Alternative computing architectures, which trade complexity for efficiency, often cannot perform the information passing required by the algorithm. As a consequence, the trained parameters of the network must be obtained from an independent physics simulation of the entire hardware setup and its information processing. But creating simulations of sufficient quality can itself be challenging.
“We found that it was very hard and tough to apply backpropagation algorithms to our device,” said Katsuma Inoue of NTT Device Technology Labs, one of the researchers involved in the study. “There always existed a gap between the mathematical model and the real device, owing to several factors, such as physical noise and inaccurate modeling.”
The difficulty of implementing backpropagation led the authors to study and implement an alternative training algorithm. It builds on an algorithm called direct feedback alignment (DFA), first introduced in a paper from 2016. That algorithm reduced the need to pass information during training and therefore the extent to which the physical system needs to be simulated. The authors’ new “augmented DFA” algorithm entirely removes the need for any detailed device simulation.
To study and test the algorithm, they implemented it on an optical analog computer. In it, the connections between neurons are represented as intensities of light traveling through a ring of optical fiber instead of as digitally represented numbers.
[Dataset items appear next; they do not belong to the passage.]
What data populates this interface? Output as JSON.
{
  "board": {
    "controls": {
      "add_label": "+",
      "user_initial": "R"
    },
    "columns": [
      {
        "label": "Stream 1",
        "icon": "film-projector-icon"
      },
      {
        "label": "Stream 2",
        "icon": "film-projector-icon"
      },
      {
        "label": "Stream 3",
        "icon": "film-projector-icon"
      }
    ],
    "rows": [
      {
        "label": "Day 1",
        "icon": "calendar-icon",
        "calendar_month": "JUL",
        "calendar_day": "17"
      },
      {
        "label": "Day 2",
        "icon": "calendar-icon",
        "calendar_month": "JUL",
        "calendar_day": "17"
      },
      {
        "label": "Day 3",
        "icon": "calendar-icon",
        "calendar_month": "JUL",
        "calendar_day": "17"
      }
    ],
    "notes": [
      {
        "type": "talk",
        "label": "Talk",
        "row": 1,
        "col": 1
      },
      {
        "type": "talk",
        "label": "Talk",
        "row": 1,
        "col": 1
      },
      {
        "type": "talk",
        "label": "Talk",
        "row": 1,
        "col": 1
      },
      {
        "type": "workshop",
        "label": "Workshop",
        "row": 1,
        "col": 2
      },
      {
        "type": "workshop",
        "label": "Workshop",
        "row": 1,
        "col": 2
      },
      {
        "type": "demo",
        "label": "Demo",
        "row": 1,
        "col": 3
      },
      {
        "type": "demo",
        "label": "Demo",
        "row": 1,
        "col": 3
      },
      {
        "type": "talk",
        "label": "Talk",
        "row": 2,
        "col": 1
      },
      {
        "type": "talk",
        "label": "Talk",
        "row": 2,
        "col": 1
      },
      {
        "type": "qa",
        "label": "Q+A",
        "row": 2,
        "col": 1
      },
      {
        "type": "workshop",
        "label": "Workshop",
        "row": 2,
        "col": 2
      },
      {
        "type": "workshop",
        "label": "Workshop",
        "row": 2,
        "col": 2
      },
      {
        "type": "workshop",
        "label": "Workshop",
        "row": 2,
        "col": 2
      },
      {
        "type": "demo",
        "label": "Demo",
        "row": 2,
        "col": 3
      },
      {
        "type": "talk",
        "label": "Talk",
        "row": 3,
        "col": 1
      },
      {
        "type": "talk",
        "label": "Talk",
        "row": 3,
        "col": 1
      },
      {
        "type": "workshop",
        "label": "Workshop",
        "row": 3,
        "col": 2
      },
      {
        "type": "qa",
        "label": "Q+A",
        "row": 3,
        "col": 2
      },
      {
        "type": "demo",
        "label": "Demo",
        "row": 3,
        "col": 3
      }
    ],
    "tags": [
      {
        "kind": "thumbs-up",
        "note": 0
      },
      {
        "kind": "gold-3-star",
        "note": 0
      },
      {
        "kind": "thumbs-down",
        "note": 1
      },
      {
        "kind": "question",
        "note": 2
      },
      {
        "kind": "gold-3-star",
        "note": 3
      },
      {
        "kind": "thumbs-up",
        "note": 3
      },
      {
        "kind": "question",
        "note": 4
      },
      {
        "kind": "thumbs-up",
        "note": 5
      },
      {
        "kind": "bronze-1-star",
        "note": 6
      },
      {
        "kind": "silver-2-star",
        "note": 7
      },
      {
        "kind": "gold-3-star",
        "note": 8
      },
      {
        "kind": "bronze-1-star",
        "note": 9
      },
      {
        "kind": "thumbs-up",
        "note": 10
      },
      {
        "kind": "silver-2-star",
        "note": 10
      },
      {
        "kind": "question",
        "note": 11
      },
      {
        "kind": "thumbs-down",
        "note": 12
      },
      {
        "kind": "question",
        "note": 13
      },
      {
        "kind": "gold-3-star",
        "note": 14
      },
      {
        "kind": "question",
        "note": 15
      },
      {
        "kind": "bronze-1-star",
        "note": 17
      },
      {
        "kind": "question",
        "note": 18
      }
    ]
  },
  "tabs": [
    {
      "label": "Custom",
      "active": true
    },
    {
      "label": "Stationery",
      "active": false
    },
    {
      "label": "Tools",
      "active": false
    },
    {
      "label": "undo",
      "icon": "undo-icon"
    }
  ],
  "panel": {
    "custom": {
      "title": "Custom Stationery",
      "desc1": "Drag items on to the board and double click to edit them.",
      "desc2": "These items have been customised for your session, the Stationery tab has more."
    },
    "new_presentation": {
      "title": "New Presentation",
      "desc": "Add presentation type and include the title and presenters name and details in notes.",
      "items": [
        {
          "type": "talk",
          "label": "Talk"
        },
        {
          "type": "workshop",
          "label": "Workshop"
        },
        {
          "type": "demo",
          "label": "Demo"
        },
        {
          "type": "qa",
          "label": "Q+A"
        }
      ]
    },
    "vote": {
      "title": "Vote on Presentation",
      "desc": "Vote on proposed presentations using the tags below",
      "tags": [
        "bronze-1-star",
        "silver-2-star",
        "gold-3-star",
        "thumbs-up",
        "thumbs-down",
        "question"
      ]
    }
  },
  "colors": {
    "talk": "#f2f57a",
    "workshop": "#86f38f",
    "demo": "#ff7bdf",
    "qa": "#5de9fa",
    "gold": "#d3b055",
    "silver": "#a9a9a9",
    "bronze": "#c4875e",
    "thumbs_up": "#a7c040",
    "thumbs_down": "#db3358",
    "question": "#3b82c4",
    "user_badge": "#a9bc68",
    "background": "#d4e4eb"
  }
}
The connections of the neural network are represented with the intensities in a light beam that is passed through a ring-shaped optical fiber.
“It’s an absolutely essential demonstration,” said Daniel Brunner of the FEMTO-ST Institute, a French public research organization. Brunner develops photonic unconventional computers of a similar sort used by the researchers in the study. “The beauty of this particular algorithm is that it is not too difficult to implement in hardware—which is why this is so important.”